Friday, January 27, 2023

2023.01.27 Hopewell @Home ▫ Exodus 30:11–16

Read Exodus 30:11–16

Questions from the Scripture text: How does this passage begin, for the first time since Exodus 25:1 (Exodus 30:11)? What is he to take of the people (Exodus 30:12)? What must every man give, when he is counted? What will happen if every numbered man does not give the ransom price? How much must every counted man give (Exodus 30:13)? What does this half-shekel become? Which males, specifically, are to be numbered (Exodus 30:14)? Who are not to give more (Exodus 30:15)? Who are not to give less? What does this ransom offering do for them? What are the priests to use the ransom money for (Exodus 30:16)? What would putting it into the tabernacle service do?

What is the most important way to muster the men of Israel? Exodus 31:11–16 looks forward to the p.m. sermon on the coming Lord’s Day. In these six verses of Holy Scripture, the Holy Spirit teaches us that when the men were numbered for census, it was not so much that they could be mustered for war as to be memorialized before the Lord; Israel would be protected by atonement, not by military size. 

Dangerous business.
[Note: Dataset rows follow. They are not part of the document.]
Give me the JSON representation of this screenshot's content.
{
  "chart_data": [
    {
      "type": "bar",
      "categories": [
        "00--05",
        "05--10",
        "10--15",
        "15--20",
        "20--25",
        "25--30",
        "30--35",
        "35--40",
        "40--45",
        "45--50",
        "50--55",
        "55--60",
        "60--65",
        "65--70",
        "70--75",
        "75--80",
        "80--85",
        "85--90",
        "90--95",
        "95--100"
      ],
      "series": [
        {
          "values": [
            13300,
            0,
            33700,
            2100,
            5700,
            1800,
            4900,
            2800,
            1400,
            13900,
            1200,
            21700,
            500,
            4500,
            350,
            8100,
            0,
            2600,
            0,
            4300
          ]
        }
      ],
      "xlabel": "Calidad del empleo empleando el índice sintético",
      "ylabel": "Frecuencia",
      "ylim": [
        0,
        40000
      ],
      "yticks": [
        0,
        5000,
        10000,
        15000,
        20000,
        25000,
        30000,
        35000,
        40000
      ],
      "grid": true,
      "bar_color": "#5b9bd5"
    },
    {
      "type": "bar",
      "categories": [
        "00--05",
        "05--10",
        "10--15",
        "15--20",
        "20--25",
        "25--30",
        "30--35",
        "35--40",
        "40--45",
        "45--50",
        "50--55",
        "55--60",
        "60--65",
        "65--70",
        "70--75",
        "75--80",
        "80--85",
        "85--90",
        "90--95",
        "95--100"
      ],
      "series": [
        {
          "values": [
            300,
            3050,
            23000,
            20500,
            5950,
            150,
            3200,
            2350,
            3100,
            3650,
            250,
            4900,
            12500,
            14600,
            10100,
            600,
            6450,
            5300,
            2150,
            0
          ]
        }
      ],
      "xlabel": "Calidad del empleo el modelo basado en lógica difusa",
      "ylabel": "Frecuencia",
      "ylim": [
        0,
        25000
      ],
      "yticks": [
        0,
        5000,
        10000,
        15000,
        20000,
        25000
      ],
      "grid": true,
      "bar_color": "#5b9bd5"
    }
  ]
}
Census-taking is risky. When Yahweh is angry with Israel in 2 Samuel 24, He provokes David to number the people. In the passage before us, we see the danger involved. It requires a ransom (Exodus 30:12). It may induce a plague (verse 12). It requires an offering (Exodus 30:13). It requires an offering (Exodus 30:14). It requires making atonement (Exodus 30:15). The money is atonement money (Exodus 30:16). To make atonement for yourselves (verse 16).

Indeed, all of this atonement and ransom language isn’t new. The redemption of the firstborn taught this in Exodus 13:11–16. All of the sacrifices and furniture and atonement/ordination in the priesthood have communicated this. But why such danger associated with a census? 

The word translated "number" in Exodus 30:12-13 is derived from the lifting up of heads and has military connotations —a headcount of mustered troops. Exodus 30:14 corroborates this; it is only males over 20 whose heads are counted. 

Israel needed safety from her enemies, but it would be the Lord Who is her protection. Even when He uses her fighting men, it is still He Who gives victory. And, as we see throughout the history of Israel, He does not even need to use them to give victory! But before she needs safety from her enemies, Israel needs safety from her God. His holiness among her is dangerous. And the tabernacle is the presence of that holiness.

All God’s people, equally invested and equally safe in Christ. The amount of the atonement could never be high enough. (indeed, we know that eventually the amount of the atonement must be Christ). The Lord sets it low enough that even the poor can afford it to communicate that the same atonement is necessary for every single man. For women and children, there would be a man through whom that fellowship was covenantally represented, but they would know that God was their God and had protected them through their man. And by taking this census at the beginning of the tabernacle project, the Lord communicates to the people that each of them is equally invested in the Lord and in His presence among the people. The rich are not more invested, and the poor are not less invested.

God’s presence among us a reminder of the payment of our atonement. Exodus 30:16 calls this investing of the census money in the tabernacle service “a memorial for the children of Israel before Yahweh.” Every single man of military age, rich or poor, would know that he has an equal share in that atonement, an equal share in that presence. And he would know that the Lord wanted him to know. There isn’t just safety here, there is fellowship.

God doesn’t just give His people safety in Christ. He gives us fellowship with Himself in the knowledge of that safety in Christ. He is our strength and protection from all enemies, and from His own wrath. Even more, He means for us to remember the cost of that atonement every time we know His presence to us in Christ.

When do you see or know God’s presence to you in Christ? What did that presence cost? Why? What habit have you made of remembering this?

Sample prayer: Lord, thank You for being our alimghty shield and infinitely great reward. And thank You for atoning for us by Christ, so that we could have You as our prize and our projection. And thank You for bringing us into Your presence always through Christ, so that we might remember the glorious cost of our atonement. Grant that Your Spirit would continually bring these home to our hearts, we ask in Christ’s Name, AMEN!

 Suggested songs: ARP141A “I Call You, Lord” or TPH522 “Behold, the Throne of Grace!”